Some Pennsylvania lawmakers wary of expanding access to Narcan |

Some Pennsylvania lawmakers wary of expanding access to Narcan

Lillian DeDomenic | For The Tribune-Review
Plum School District is among the schools in Western Pennsylvania with the overdose antidote Narcan on hand.

The nasal spray Narcan has been credited with saving more than 1,000 Pennsylvanians from overdosing on heroin, but some state lawmakers are concerned that expanding its availability might encourage drug use.

With Narcan, “kids are having opioid parties with no fear of overdose,” Sen. Lisa Boscola, D-Northampton, said Tuesday at a public hearing in the Allegheny County Courthouse conducted by a House-Senate task force exploring solutions to opioid abuse.

Advocates and medical professionals want to make Narcan — the trade name for naloxone—more accessible to the public, but some lawmakers expressed concerns that increased accessibility could inspire dangerous behavior.

“I can tell you, drug dealers are throwing Narcan parties,” said Rep.
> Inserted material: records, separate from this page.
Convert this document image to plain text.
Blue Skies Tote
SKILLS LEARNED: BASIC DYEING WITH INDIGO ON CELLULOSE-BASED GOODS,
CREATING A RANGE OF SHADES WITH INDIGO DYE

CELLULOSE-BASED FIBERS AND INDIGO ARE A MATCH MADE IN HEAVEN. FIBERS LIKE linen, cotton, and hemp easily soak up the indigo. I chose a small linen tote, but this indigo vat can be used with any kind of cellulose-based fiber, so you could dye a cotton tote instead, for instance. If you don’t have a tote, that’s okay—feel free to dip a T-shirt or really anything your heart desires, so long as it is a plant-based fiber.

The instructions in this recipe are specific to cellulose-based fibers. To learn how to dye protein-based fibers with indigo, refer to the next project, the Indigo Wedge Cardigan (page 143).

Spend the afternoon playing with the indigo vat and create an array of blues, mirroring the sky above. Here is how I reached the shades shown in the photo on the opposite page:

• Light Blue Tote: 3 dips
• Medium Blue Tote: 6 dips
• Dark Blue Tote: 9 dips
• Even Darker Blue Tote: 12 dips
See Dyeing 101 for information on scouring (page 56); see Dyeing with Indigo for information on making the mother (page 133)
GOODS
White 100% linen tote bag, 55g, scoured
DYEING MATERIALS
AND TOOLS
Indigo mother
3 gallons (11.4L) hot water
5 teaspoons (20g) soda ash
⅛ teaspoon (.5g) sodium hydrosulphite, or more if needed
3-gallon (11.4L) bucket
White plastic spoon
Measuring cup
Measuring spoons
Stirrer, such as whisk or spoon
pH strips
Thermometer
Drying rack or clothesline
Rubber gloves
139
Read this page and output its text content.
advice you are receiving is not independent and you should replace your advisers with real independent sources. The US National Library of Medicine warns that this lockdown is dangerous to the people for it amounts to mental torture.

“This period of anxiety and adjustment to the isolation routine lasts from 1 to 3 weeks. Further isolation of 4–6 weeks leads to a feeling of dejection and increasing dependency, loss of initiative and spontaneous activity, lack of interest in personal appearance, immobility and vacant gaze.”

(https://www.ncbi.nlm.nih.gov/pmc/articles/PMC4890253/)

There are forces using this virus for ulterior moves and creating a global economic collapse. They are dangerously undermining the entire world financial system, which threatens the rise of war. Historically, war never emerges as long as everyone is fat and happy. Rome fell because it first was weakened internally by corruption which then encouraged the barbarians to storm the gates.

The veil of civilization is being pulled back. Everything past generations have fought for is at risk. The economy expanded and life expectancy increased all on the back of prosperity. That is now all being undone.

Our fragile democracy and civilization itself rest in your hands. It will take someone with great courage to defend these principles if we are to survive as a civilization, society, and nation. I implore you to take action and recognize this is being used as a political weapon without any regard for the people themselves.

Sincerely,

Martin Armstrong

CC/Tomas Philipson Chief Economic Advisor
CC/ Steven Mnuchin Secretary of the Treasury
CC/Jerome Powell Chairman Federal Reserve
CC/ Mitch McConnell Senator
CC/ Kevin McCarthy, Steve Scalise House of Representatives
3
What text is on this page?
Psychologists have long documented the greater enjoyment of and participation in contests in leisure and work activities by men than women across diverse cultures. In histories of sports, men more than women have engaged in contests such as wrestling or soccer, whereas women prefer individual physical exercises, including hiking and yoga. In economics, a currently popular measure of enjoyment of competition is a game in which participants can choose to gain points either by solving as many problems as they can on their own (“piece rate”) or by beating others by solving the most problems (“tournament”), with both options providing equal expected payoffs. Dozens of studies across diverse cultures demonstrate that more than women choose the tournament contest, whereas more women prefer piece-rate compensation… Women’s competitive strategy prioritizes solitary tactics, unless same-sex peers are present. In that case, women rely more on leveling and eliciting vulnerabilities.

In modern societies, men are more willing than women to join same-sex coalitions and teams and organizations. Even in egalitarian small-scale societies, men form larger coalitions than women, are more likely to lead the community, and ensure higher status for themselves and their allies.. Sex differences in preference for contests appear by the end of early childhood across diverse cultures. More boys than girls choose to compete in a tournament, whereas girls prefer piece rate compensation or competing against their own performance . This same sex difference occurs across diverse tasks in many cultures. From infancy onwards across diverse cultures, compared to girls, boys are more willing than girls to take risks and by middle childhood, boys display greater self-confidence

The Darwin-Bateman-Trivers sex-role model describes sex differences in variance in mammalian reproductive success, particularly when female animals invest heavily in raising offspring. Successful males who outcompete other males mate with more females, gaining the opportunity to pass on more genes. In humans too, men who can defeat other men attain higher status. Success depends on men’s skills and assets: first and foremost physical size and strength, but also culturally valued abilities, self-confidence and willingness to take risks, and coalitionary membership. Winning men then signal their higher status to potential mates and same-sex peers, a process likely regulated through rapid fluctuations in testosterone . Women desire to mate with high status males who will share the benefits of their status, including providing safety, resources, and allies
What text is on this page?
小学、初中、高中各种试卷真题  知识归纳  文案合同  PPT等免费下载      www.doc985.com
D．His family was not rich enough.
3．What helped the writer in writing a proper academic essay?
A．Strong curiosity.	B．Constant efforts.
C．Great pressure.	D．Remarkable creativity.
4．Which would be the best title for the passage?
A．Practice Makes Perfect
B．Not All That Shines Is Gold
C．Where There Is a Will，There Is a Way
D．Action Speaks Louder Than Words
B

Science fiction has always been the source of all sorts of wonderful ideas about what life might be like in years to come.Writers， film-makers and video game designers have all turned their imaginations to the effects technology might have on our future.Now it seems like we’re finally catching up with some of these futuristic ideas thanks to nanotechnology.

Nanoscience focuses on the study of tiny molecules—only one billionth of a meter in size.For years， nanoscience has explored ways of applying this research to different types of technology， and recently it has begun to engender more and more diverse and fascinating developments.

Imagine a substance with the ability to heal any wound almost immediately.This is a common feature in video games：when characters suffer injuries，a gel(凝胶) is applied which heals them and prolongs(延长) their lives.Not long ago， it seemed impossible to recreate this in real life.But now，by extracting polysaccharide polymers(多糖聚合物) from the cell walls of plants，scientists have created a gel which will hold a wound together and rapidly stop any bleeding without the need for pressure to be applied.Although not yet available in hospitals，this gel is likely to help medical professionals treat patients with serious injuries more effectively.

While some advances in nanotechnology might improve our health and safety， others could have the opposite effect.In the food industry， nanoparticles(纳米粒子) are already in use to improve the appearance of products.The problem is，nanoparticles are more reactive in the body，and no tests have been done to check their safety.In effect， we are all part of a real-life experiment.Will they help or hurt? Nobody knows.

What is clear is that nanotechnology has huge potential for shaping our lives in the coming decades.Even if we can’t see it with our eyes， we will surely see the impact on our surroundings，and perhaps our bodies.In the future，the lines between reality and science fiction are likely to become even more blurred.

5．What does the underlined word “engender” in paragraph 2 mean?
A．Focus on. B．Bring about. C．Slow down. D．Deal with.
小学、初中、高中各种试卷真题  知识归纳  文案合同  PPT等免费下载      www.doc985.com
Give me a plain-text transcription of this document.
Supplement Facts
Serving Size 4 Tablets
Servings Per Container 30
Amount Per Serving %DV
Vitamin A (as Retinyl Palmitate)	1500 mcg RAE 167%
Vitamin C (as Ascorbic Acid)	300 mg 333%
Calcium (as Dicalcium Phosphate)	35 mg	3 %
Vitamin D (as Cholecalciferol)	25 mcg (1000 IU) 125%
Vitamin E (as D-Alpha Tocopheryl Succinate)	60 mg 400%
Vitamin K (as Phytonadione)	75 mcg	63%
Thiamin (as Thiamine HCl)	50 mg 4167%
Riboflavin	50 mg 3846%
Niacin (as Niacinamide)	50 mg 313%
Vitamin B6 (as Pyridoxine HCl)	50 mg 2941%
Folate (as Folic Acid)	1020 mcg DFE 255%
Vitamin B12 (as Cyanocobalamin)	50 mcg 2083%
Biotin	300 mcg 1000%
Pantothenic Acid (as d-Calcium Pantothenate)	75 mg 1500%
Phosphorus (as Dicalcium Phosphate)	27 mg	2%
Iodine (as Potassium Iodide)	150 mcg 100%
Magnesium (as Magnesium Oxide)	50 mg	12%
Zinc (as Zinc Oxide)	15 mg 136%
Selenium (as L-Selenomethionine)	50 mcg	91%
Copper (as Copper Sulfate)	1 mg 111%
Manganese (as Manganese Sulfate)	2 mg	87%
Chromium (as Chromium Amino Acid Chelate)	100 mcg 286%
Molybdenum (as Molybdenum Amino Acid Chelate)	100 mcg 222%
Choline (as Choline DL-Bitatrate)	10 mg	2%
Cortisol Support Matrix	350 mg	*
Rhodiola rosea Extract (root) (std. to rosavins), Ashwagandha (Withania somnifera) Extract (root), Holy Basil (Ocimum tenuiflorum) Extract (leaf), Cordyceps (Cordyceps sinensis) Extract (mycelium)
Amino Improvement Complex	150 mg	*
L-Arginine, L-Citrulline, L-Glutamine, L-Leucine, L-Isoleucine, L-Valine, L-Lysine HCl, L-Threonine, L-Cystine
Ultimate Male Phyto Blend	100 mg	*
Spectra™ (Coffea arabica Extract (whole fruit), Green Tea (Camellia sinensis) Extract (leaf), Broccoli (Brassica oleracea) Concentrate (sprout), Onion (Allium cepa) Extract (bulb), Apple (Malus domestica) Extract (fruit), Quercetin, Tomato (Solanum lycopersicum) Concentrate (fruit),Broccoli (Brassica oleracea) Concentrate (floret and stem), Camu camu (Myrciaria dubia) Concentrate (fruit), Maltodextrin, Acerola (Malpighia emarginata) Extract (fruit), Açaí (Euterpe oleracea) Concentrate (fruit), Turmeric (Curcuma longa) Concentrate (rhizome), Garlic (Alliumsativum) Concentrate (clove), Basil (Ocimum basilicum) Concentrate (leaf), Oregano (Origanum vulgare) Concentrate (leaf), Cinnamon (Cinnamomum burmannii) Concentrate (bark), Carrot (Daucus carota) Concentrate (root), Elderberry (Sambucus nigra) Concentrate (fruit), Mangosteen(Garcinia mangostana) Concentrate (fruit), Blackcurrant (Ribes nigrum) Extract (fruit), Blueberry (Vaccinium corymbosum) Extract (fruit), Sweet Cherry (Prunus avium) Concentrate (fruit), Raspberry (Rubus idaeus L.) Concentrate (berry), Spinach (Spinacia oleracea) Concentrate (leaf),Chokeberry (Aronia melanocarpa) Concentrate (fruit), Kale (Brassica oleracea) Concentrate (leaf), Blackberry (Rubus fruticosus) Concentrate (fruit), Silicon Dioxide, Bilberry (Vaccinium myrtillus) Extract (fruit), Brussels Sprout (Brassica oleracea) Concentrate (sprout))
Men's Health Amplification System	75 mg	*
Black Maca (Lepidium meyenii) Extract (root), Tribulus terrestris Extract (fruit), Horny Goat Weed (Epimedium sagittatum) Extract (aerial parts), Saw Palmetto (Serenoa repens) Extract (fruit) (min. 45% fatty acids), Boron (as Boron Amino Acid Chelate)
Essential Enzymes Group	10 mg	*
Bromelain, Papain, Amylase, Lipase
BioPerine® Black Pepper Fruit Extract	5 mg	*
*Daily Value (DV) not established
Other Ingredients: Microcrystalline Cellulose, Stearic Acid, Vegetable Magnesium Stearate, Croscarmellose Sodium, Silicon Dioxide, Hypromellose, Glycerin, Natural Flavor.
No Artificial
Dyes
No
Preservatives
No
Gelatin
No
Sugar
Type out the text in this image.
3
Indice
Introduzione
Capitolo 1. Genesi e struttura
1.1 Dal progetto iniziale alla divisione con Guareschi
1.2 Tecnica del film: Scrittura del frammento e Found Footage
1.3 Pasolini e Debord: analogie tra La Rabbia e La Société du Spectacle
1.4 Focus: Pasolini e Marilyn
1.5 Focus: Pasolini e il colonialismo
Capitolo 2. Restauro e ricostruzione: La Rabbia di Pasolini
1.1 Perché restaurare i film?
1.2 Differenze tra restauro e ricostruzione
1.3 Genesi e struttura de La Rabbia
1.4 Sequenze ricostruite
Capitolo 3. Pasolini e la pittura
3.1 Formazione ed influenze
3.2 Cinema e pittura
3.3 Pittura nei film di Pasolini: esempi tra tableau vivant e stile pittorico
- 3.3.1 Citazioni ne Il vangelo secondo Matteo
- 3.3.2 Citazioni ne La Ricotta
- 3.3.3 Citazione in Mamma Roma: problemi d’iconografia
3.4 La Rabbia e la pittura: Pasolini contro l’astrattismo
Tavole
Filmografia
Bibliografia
Daniel McNeill, D-Lehigh County.

Medical professionals disagreed that people will abuse the antidote.

“Anyone who has had the experience of being brought back by Narcan doesn’t want to go through that again,” said Marc Cherna, director of the Allegheny County Department of Human Services.

In April 2015, Gov. Tom Wolf announced that all state police patrol cars would be equipped with two doses of Narcan. He has credited Narcan with saving more than 1,000 people across the state.

Some county police have rejected the idea of carrying the drug.

“I’m bewildered by the resistance to police carrying naloxone,” said Rep. Dan Frankel, D- Squirrel Hill.

In May, Pennsylvania’s physician general ordered that anyone wanting to buy Narcan be allowed to do so without a prescription.

During the hearing Tuesday, advocates and medical professionals pushed for making Narcan more accessible to the public, including putting it in schools.

Public health experts told lawmakers that opioid painkillers often are a precursor to heroin use. When the user gets addicted and the habit becomes expensive, they often turn to heroin, they said.

The state is recommending that medical schools start teaching pain management differently and instructing doctors and dentists to prescribe fewer painkillers.

The state Attorney General’s Prescription Drug Monitoring Program will go online Aug. 25. It will allow medical professionals to track how many prescriptions a patient has to deter overprescribing of opioids.

But the program does have risks.

“If we get people off pills, we don’t want to drive them to the street,” said Dr. Latika Davis-Jones, administrator at Allegheny County’s Bureau of Drug and Alcohol Services.

Max Siegelbaum is a Tribune-Review staff writer.